Tudor’un çok kısa olan teknik direktörlük kariyeri sebebiyle, zor zamanlarda refleksif olarak vereceği tepki repertuvarı da çok sınırlı. Burada elde ettiği altın değerindeki tecrübeyle belki Galatasaray’dan sonraki takımlarında daha başarılı olacaktır ama şu anda kırılma anlarında ve A Planı işlemeyince devreye alabileceği B ve C planlarını yeterince geliştiremediği için tıkanmalar yaşıyor.

Beşiktaş’ta ise, Şampiyonlar Ligi’ndeki garanti olan grup birinciliği ile Nakavt Turu’nda gelecek rakibini beklemeye başlamanın rahatlığıyla Şenol GÜNEŞ’in bilinen karakteri takımına yansıyacak ve yerel rekabet bu hafta için ön plana çıkacaktır. Lig’de şampiyon olunmadan Hendel’in Zadok the Preist (Şampiyonlar Ligi Müzik Teması)’ını dinlemek mümkün olamayacağına göre “önce Türkiye, sonra Mülkiye”.

Talisca’nın biraz düşük giden form düzeyi dışında kadro verimliliği ve performans sıkıntısı olmadığı için Beşiktaş’ın kadrosu, yıldızlarla dolu Galatasaray’ın kadrosuna göre daha oturmuş ve dingin görünüyor.
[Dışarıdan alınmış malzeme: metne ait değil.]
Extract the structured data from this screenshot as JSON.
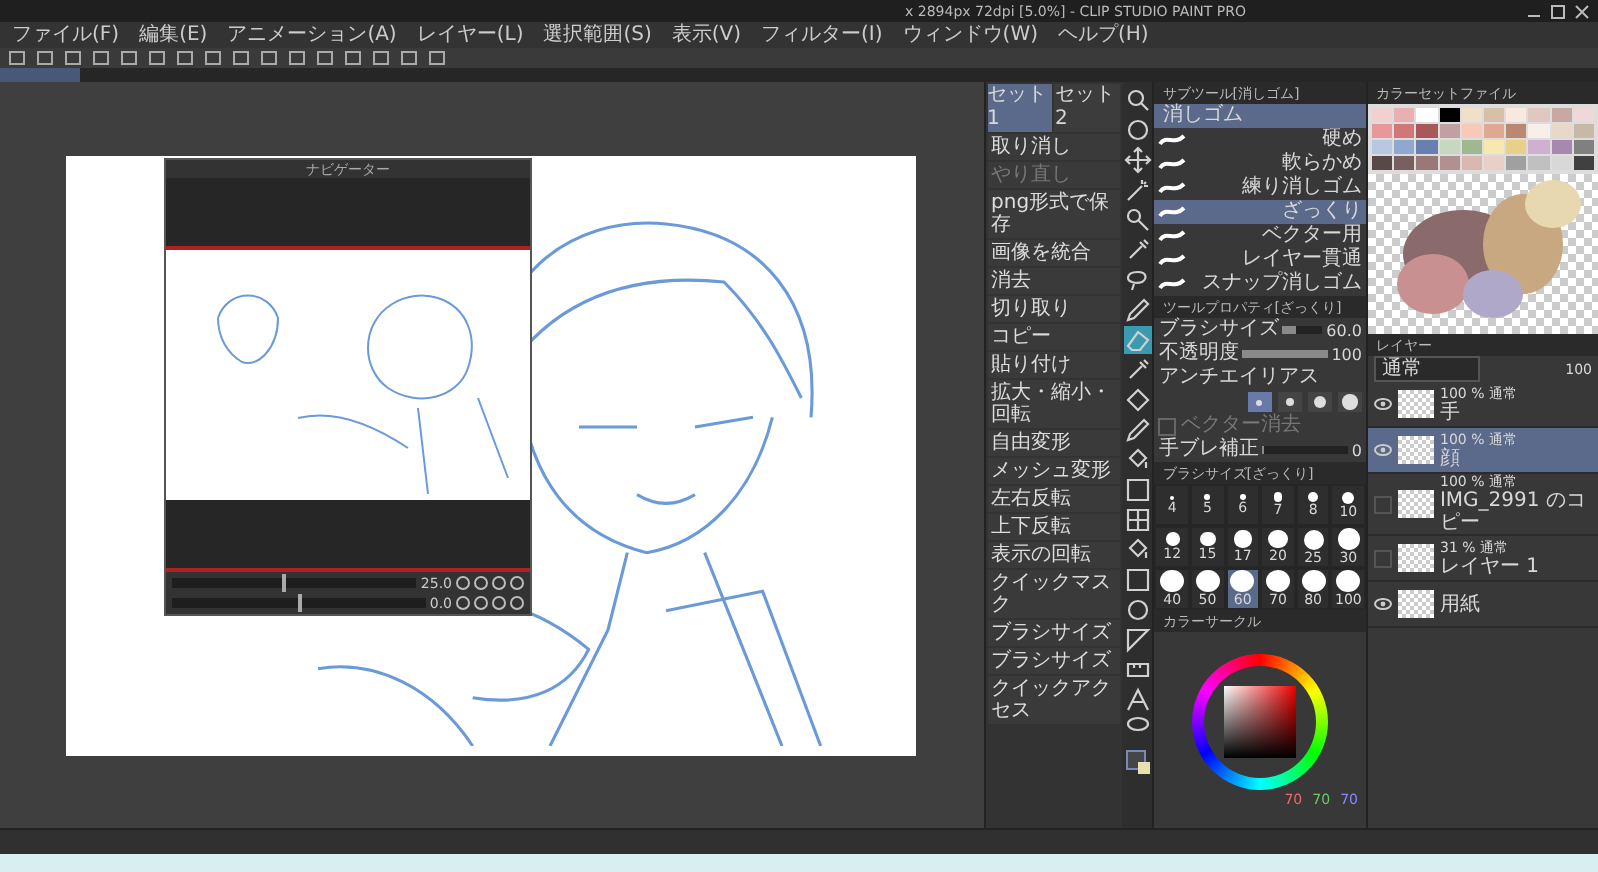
{
  "window": {
    "title": "x 2894px 72dpi [5.0%] - CLIP STUDIO PAINT PRO"
  },
  "menu": [
    "ファイル(F)",
    "編集(E)",
    "アニメーション(A)",
    "レイヤー(L)",
    "選択範囲(S)",
    "表示(V)",
    "フィルター(I)",
    "ウィンドウ(W)",
    "ヘルプ(H)"
  ],
  "navigator": {
    "title": "ナビゲーター",
    "zoom": "25.0",
    "rotation": "0.0",
    "zoom_slider": {
      "level": 0.45
    },
    "rotation_slider": {
      "level": 0.5
    }
  },
  "auto_actions": {
    "sets": [
      {
        "label": "セット1",
        "selected": true
      },
      {
        "label": "セット2",
        "selected": false
      }
    ],
    "items": [
      {
        "label": "取り消し",
        "disabled": false
      },
      {
        "label": "やり直し",
        "disabled": true
      },
      {
        "label": "png形式で保存",
        "disabled": false
      },
      {
        "label": "画像を統合",
        "disabled": false
      },
      {
        "label": "消去",
        "disabled": false
      },
      {
        "label": "切り取り",
        "disabled": false
      },
      {
        "label": "コピー",
        "disabled": false
      },
      {
        "label": "貼り付け",
        "disabled": false
      },
      {
        "label": "拡大・縮小・回転",
        "disabled": false
      },
      {
        "label": "自由変形",
        "disabled": false
      },
      {
        "label": "メッシュ変形",
        "disabled": false
      },
      {
        "label": "左右反転",
        "disabled": false
      },
      {
        "label": "上下反転",
        "disabled": false
      },
      {
        "label": "表示の回転",
        "disabled": false
      },
      {
        "label": "クイックマスク",
        "disabled": false
      },
      {
        "label": "ブラシサイズ",
        "disabled": false
      },
      {
        "label": "ブラシサイズ",
        "disabled": false
      },
      {
        "label": "クイックアクセス",
        "disabled": false
      }
    ]
  },
  "tools": [
    {
      "kind": "magnifier",
      "selected": false
    },
    {
      "kind": "circle",
      "selected": false
    },
    {
      "kind": "move",
      "selected": false
    },
    {
      "kind": "wand",
      "selected": false
    },
    {
      "kind": "search",
      "selected": false
    },
    {
      "kind": "dropper",
      "selected": false
    },
    {
      "kind": "lasso",
      "selected": false
    },
    {
      "kind": "pen",
      "selected": false
    },
    {
      "kind": "eraser",
      "selected": true
    },
    {
      "kind": "dropper",
      "selected": false
    },
    {
      "kind": "blend",
      "selected": false
    },
    {
      "kind": "pen",
      "selected": false
    },
    {
      "kind": "fill",
      "selected": false
    },
    {
      "kind": "gradient",
      "selected": false
    },
    {
      "kind": "grid",
      "selected": false
    },
    {
      "kind": "fill",
      "selected": false
    },
    {
      "kind": "gradient",
      "selected": false
    },
    {
      "kind": "circle",
      "selected": false
    },
    {
      "kind": "frame",
      "selected": false
    },
    {
      "kind": "ruler",
      "selected": false
    },
    {
      "kind": "text",
      "selected": false
    },
    {
      "kind": "balloon",
      "selected": false
    }
  ],
  "sub_tool": {
    "title": "サブツール[消しゴム]",
    "group": "消しゴム",
    "items": [
      {
        "label": "硬め",
        "selected": false
      },
      {
        "label": "軟らかめ",
        "selected": false
      },
      {
        "label": "練り消しゴム",
        "selected": false
      },
      {
        "label": "ざっくり",
        "selected": true
      },
      {
        "label": "ベクター用",
        "selected": false
      },
      {
        "label": "レイヤー貫通",
        "selected": false
      },
      {
        "label": "スナップ消しゴム",
        "selected": false
      }
    ]
  },
  "tool_property": {
    "title": "ツールプロパティ[ざっくり]",
    "brush_size": {
      "label": "ブラシサイズ",
      "value": "60.0",
      "level": 0.35
    },
    "opacity": {
      "label": "不透明度",
      "value": "100",
      "level": 1
    },
    "antialias": {
      "label": "アンチエイリアス",
      "options": [
        {
          "selected": true
        },
        {
          "selected": false
        },
        {
          "selected": false
        },
        {
          "selected": false
        }
      ]
    },
    "vector_erase": {
      "label": "ベクター消去",
      "checked": false
    },
    "stabilization": {
      "label": "手ブレ補正",
      "value": "0",
      "level": 0
    }
  },
  "brush_sizes": {
    "title": "ブラシサイズ[ざっくり]",
    "items": [
      {
        "label": "4",
        "selected": false
      },
      {
        "label": "5",
        "selected": false
      },
      {
        "label": "6",
        "selected": false
      },
      {
        "label": "7",
        "selected": false
      },
      {
        "label": "8",
        "selected": false
      },
      {
        "label": "10",
        "selected": false
      },
      {
        "label": "12",
        "selected": false
      },
      {
        "label": "15",
        "selected": false
      },
      {
        "label": "17",
        "selected": false
      },
      {
        "label": "20",
        "selected": false
      },
      {
        "label": "25",
        "selected": false
      },
      {
        "label": "30",
        "selected": false
      },
      {
        "label": "40",
        "selected": false
      },
      {
        "label": "50",
        "selected": false
      },
      {
        "label": "60",
        "selected": true
      },
      {
        "label": "70",
        "selected": false
      },
      {
        "label": "80",
        "selected": false
      },
      {
        "label": "100",
        "selected": false
      }
    ]
  },
  "color_circle": {
    "title": "カラーサークル",
    "r": "70",
    "g": "70",
    "b": "70"
  },
  "color_set": {
    "title": "カラーセットファイル",
    "swatches": [
      {
        "color": "#f2d0d0"
      },
      {
        "color": "#e8b0b0"
      },
      {
        "color": "#ffffff"
      },
      {
        "color": "#000000"
      },
      {
        "color": "#f0e0c8"
      },
      {
        "color": "#d8c0a8"
      },
      {
        "color": "#f8e8e0"
      },
      {
        "color": "#e0c8c0"
      },
      {
        "color": "#c8a8a0"
      },
      {
        "color": "#f0d8d8"
      },
      {
        "color": "#e89898"
      },
      {
        "color": "#d07878"
      },
      {
        "color": "#a85858"
      },
      {
        "color": "#c0a0a0"
      },
      {
        "color": "#f8c8b8"
      },
      {
        "color": "#e0a890"
      },
      {
        "color": "#b88870"
      },
      {
        "color": "#f8f0e8"
      },
      {
        "color": "#e8d8c8"
      },
      {
        "color": "#c8b8a8"
      },
      {
        "color": "#b8c8e0"
      },
      {
        "color": "#90a8d0"
      },
      {
        "color": "#6880b0"
      },
      {
        "color": "#c8d8c0"
      },
      {
        "color": "#a0b890"
      },
      {
        "color": "#f8e8b0"
      },
      {
        "color": "#e8d088"
      },
      {
        "color": "#d0b0d0"
      },
      {
        "color": "#a888b0"
      },
      {
        "color": "#808080"
      },
      {
        "color": "#584848"
      },
      {
        "color": "#786060"
      },
      {
        "color": "#987878"
      },
      {
        "color": "#b09090"
      },
      {
        "color": "#d8b8b0"
      },
      {
        "color": "#e8d0c8"
      },
      {
        "color": "#a0a0a0"
      },
      {
        "color": "#c0c0c0"
      },
      {
        "color": "#d8d8d8"
      },
      {
        "color": "#404040"
      }
    ]
  },
  "layers": {
    "title": "レイヤー",
    "blend": "通常",
    "opacity": "100",
    "items": [
      {
        "mode": "100 % 通常",
        "name": "手",
        "visible": true,
        "selected": false
      },
      {
        "mode": "100 % 通常",
        "name": "顔",
        "visible": true,
        "selected": true
      },
      {
        "mode": "100 % 通常",
        "name": "IMG_2991 のコピー",
        "visible": false,
        "selected": false
      },
      {
        "mode": "31 % 通常",
        "name": "レイヤー 1",
        "visible": false,
        "selected": false
      },
      {
        "name": "用紙",
        "visible": true,
        "selected": false
      }
    ]
  }
}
Galatasaray’ın hocası Tudor’un, orta sahayı kalabalık tutmak için savunma hattını 3’lü dizmesi durumunda Şenol Hoca da muhtemelen 4-3-3’ün bir varyantını çiziverecektir taktik tahtasına. Hele Tudor bir de çift sanrtafor çıkıp –deneysel- takılırsa çok keyifli ve bol gollü bir maç bizleri bekliyor demektir.
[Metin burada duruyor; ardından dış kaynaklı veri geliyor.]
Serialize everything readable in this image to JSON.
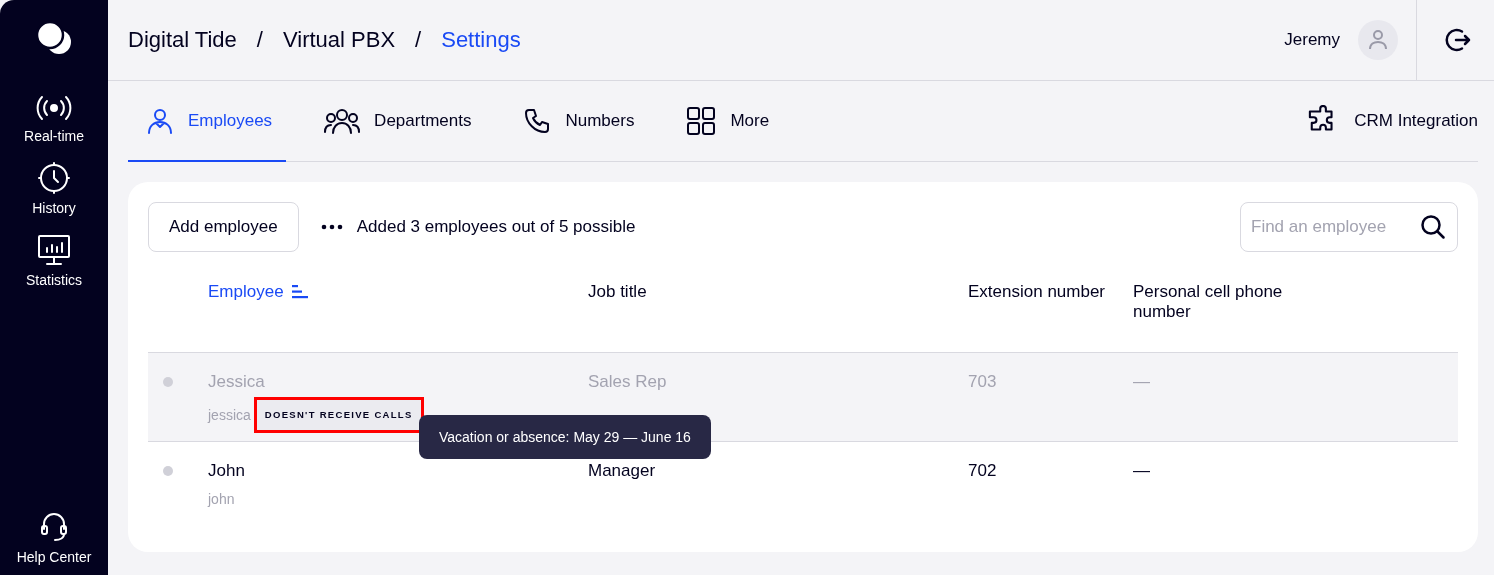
{
  "sidebar": {
    "items": [
      {
        "kind": "realtime",
        "label": "Real-time"
      },
      {
        "kind": "history",
        "label": "History"
      },
      {
        "kind": "statistics",
        "label": "Statistics"
      }
    ],
    "footer": {
      "kind": "help",
      "label": "Help Center"
    }
  },
  "breadcrumbs": [
    {
      "label": "Digital Tide",
      "current": false
    },
    {
      "label": "Virtual PBX",
      "current": false
    },
    {
      "label": "Settings",
      "current": true
    }
  ],
  "breadcrumb_separator": "/",
  "user": {
    "name": "Jeremy"
  },
  "tabs": [
    {
      "kind": "employees",
      "label": "Employees",
      "selected": true
    },
    {
      "kind": "departments",
      "label": "Departments",
      "selected": false
    },
    {
      "kind": "numbers",
      "label": "Numbers",
      "selected": false
    },
    {
      "kind": "more",
      "label": "More",
      "selected": false
    }
  ],
  "crm_link": {
    "label": "CRM Integration"
  },
  "toolbar": {
    "add_button": "Add employee",
    "summary": "Added 3 employees out of 5 possible",
    "search": {
      "placeholder": "Find an employee"
    }
  },
  "table": {
    "columns": [
      {
        "label": "Employee",
        "sorted": true
      },
      {
        "label": "Job title",
        "sorted": false
      },
      {
        "label": "Extension number",
        "sorted": false
      },
      {
        "label": "Personal cell phone number",
        "sorted": false
      }
    ],
    "rows": [
      {
        "name": "Jessica",
        "login": "jessica",
        "badge": {
          "label": "DOESN'T RECEIVE CALLS",
          "highlighted": true
        },
        "job_title": "Sales Rep",
        "extension": "703",
        "cell_phone": "—",
        "inactive": true
      },
      {
        "name": "John",
        "login": "john",
        "job_title": "Manager",
        "extension": "702",
        "cell_phone": "—",
        "inactive": false
      }
    ]
  },
  "tooltip": {
    "text": "Vacation or absence: May 29 — June 16"
  }
}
Sonucu bilmek için Nostradamus’a müracaat etme imkânımız olmadığı için eldeki verilerle hepimiz çeşitli analizler ve kestirmeler yapabiliriz. Burada önemli olan elbette sahaya çıkan futbolcuların 90 dakika gösterecekleri performans ve Hocaların kafalarındaki planların sahada ne kadar uygulanabildiği olacak. Tribünlerin atmosferi, meteoroloji/ hava durumu, Fırat AYDINUS’un formu, yardımcı ve çizgi hakemleriyle uyumu gibi ikincil faktörler de sonuca az-buçuk etki edebilir.

Güzel bir futbol akşamı ve iyi bir hafta sonu diliyorum.